Tuesday, September 12, 2017

The Dude abides. I don't know about you but I take comfort in that. It's good knowin' he's out there. The Dude. Takin' 'er easy for all us sinners.

Every now and then, I come across a movie that just reaches into my soul and makes me proud to be a film fanatic. Usually, the film in question has a character in it that just makes me wish I had created it. I wish I had been the one to put the character’s words in his mouth, put his philosophy of life into his head, and given him every characteristic that made him so memorable.

I am constantly amazed by the number of times this has happened in a Coen Brothers movie.

But never has it been so true in almost every character in any movie. I have rarely just been taken away by virtually every character in a movie like I was the first time I saw the Coen Brothers’ The Big Lebowski.



Jeff “The Dude” Lebowski, played by the amazing Jeff Bridges, is the ultimate L.A. slacker. His world revolves around bowling, mixing the perfect White Russian, and smoking pot. One night, he finds himself the victim of mistaken identity when some thugs break into his apartment, pee on his favorite rug, and coerce him into paying a debt he doesn’t owe. It seems there is another Jeffrey Lebowski (Hollywood legend David Huddleston) in L.A., and the other one is a rich power broker, pretty much the exact opposite of The Dude. The Dude attempts to get some recompense for his ruined rug from his rich counterpart, only to be talked into a one-time job with a high pay-off. It seems Rich Lebowski has a trophy wife who owes a pornographer a ton of money, she may or may not have been kidnapped, and and it’s up to The Dude to deliver the ransom/money/payment.

The Dude has two bowling buddies, Walter Sobchak (Coen Brothers regular John Goodman) and Donnie Kerbastos (Steve Buscemi). The Dude talks things over with them, well, mainly Walter, and they decide Walter will accompany him on this drop-off. Needless to say, things don’t go as planned, and, before the whole adventure is over, porn king Jackie Treehern (Ben Gazzara), assorted nihilists, and Rich Mr. Lebowski himself all want a piece of The Dude’s hide.

If it sounds like I am not telling the story right, it’s because there’s really no way to tell this story without giving away the joyful madness that is The Big Lebowski.

Jeff Bridges has never been as much in his own element as he is as The Dude. He and John Goodman both look like they are having the time of their lives in their characters. Buscemi is constantly offering up platitudes, only to be told, constantly, to shut up (supposedly, this is a joke after Buscemi basically talked constantly through his last Coen movie, Fargo). Philip Seymour Hoffman does a wonderful job as the harried personal assistant to the Rich Lebowski. We even get Sam Elliott as a spiritual guru/cowboy who acts as the narrator/Greek chorus of the movie, and John Turturro (who is our link to the last movie) as probably the most disgusting bowler in the universe, Jesus Quintana. And let’s not forget Julianne Moore as Rich Lebowski’s insanely quirky daughter, Maude.

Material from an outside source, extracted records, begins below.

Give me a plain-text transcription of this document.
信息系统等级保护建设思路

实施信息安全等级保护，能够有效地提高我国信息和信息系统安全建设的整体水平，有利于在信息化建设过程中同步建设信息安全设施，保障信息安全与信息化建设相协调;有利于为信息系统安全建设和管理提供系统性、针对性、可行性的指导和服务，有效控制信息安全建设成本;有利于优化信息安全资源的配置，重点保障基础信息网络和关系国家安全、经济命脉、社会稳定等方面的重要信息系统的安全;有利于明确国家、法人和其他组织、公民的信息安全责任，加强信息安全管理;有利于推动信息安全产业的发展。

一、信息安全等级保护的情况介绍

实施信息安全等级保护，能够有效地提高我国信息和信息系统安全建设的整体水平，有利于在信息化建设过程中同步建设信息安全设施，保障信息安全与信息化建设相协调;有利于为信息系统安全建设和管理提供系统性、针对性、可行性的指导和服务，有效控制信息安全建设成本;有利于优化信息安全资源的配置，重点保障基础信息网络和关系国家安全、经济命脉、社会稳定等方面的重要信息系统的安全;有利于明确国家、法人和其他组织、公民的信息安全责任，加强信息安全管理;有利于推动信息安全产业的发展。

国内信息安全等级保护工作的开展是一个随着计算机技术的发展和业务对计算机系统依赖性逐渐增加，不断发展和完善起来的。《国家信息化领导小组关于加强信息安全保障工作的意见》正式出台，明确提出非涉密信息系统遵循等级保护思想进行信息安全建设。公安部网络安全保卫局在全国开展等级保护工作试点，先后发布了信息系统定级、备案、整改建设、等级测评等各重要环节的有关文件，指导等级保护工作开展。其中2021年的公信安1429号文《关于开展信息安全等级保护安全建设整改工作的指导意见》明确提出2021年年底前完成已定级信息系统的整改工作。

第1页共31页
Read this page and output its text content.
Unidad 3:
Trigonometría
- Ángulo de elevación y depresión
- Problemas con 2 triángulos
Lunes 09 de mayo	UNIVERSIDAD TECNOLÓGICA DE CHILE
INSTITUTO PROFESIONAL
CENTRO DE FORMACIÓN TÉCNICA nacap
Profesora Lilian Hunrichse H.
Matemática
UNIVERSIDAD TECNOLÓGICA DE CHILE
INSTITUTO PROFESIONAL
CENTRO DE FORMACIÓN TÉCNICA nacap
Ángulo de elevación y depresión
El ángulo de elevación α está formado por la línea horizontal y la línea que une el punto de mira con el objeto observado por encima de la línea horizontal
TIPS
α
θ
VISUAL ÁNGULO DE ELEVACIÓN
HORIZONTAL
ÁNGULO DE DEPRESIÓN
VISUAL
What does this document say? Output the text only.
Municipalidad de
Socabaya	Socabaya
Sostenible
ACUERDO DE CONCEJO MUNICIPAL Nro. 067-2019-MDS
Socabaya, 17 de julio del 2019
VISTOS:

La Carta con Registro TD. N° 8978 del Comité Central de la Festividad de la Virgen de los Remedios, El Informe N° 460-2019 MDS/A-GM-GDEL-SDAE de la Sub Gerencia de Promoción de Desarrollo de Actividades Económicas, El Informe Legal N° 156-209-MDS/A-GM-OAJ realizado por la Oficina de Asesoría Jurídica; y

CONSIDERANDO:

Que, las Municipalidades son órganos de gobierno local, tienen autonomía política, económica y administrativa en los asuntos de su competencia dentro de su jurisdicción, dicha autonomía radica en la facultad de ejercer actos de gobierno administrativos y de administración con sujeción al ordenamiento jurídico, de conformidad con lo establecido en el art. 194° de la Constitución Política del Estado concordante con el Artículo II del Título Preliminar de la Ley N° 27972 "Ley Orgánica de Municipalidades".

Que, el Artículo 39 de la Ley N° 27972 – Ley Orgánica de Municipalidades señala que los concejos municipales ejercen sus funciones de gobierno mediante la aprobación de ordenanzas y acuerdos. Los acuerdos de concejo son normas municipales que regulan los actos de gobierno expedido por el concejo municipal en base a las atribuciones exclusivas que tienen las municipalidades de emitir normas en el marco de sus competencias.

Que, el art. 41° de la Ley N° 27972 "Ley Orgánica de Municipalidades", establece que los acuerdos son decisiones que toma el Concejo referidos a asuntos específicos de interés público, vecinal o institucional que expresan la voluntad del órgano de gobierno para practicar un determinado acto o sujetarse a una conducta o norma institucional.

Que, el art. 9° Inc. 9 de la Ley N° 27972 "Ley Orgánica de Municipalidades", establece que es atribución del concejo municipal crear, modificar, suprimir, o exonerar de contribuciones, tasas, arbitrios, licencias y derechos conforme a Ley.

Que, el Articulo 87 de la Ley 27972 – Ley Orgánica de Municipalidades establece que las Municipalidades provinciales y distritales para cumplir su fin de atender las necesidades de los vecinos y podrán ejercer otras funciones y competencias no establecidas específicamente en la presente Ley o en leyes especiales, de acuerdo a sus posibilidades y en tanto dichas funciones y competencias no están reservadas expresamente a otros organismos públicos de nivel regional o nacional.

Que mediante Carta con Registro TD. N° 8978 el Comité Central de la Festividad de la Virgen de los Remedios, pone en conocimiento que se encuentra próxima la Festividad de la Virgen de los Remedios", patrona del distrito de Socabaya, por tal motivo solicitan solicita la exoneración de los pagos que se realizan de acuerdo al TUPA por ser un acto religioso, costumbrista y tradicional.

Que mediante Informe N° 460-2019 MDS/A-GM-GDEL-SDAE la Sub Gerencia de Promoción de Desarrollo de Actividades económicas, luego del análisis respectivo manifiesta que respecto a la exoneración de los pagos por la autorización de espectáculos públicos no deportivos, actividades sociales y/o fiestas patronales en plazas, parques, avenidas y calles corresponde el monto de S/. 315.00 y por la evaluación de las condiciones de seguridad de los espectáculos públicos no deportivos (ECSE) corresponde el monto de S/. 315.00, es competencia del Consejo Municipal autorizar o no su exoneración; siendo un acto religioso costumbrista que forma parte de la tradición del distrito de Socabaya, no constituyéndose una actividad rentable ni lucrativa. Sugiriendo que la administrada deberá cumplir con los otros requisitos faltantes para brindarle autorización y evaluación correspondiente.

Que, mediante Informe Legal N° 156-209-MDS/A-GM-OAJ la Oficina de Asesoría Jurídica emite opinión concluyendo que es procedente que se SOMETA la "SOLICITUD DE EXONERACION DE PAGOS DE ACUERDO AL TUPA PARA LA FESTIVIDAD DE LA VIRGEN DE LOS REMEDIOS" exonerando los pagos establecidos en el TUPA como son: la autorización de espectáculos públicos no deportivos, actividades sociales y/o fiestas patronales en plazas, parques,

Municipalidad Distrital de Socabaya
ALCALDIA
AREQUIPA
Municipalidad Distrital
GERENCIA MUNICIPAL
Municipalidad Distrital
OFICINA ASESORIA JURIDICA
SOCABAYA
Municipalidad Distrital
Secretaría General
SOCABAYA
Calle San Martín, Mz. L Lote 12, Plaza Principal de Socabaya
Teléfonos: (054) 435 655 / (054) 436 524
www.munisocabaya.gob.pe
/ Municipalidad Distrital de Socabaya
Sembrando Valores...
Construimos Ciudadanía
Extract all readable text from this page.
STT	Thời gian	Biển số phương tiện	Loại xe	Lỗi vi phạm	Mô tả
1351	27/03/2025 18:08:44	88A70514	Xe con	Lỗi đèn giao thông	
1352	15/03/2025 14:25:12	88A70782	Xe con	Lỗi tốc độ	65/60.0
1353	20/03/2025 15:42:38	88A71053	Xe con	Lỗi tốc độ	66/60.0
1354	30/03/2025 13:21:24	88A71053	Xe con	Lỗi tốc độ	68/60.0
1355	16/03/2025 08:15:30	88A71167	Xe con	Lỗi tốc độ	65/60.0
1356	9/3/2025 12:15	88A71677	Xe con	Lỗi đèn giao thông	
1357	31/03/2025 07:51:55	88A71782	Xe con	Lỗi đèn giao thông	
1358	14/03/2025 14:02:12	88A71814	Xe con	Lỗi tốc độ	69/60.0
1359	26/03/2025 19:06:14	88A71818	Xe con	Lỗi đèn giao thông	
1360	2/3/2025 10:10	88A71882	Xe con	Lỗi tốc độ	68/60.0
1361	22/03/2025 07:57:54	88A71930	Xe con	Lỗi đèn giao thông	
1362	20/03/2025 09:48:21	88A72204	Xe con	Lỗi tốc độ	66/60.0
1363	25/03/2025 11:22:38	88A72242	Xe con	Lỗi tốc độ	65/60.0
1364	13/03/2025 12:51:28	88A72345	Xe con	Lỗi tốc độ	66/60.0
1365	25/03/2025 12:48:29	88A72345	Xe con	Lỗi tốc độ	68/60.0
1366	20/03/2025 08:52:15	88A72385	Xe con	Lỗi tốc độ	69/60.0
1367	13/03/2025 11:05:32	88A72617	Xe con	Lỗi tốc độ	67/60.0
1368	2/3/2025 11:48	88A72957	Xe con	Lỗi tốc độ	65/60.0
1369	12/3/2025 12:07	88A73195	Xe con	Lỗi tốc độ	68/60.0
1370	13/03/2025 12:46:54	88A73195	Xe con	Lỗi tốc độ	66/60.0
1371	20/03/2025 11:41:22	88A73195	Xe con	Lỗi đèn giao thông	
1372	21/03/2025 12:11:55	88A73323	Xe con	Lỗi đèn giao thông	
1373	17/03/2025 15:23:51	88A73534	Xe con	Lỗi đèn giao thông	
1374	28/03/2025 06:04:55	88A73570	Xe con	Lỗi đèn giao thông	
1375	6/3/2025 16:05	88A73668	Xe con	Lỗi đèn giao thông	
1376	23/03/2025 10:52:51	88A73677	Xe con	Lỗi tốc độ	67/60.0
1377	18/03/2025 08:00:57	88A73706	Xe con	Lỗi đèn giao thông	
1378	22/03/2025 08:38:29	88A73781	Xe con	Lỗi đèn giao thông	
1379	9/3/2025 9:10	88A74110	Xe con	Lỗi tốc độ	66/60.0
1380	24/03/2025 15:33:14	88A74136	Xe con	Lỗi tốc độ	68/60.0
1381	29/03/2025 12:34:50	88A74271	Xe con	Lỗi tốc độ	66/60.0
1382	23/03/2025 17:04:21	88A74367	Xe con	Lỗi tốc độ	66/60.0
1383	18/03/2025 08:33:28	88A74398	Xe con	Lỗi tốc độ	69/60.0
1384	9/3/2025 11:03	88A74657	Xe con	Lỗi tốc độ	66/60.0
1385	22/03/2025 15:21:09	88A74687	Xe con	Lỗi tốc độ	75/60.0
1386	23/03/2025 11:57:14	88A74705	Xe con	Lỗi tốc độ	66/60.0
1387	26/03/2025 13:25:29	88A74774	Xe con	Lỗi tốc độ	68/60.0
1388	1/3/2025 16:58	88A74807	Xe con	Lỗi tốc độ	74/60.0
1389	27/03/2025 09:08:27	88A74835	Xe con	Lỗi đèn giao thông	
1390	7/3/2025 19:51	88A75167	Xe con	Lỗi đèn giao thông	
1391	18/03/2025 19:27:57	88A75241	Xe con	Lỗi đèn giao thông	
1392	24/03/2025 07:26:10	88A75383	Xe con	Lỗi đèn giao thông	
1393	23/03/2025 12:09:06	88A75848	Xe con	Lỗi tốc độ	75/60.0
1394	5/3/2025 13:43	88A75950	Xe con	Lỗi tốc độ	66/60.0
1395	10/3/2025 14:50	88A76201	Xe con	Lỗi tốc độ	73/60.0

Everything clicks just right here. When you think this movie couldn’t get any more off-kilter, it tilts again. In this universe, everyone has a hang-up , an ulterior motive, or some sideline story that has to get added to the mix. And you would think the bowl would get too full after a while, but it never does. The Coens just keep stirring and the mix blends together. The more they stir, the richer the story gets. And the richer the story gets, the more laughs you get.

One of the things I love about this movie is The Dude’s mentality. Almost every time he opens his mouth, he says something that makes you wanna go, “Wait… what?” Most of his dialogue comes from things he has heard previously in the movie. He draws out these random quotes, and you laugh, then you catch yourself thinking, “…didn’t someone just say that a minute ago?” The answer is YES!! From overheard conversations to things being said by the President on TV, they find their way past the pot-fused haze of The Dude’s mind and into his lexicon, and even he has no clue how they got there.

And he has no care in the world, prior to the events that happen in this movie. He just wants to drink his White Russians, bowl, and smoke a joint or four. And his ultimate goal here is to get past all the crap going on and get back to those three goals. But folks just won’t leave him alone. And that is honestly what this movie is striving for – to get The Dude back to his life, without all the freakiness and panic, where Kaluah and half-and-half, a bowling shirt, and a joint mean more than whatever else his happening in the world.

There have been whole theses written about this movie. Classes are taught in philosophy, focusing on The Dude’s carefree mindset. I can’t sit here and force you to watch any movie, but, seriously, if you have never seen The Big Lebowski, you have missed a turning point in your life. That sounds like a joke, but, to be true to myself, I can tell you that The Dude, his words, and his goofy smile will find their way into your brain. And when you get stressed, freaked out, or harried, you will hear The Dude in your head, and, just for a moment, you will smile. And, at that moment, you will realize that you have joined the Dudism movement.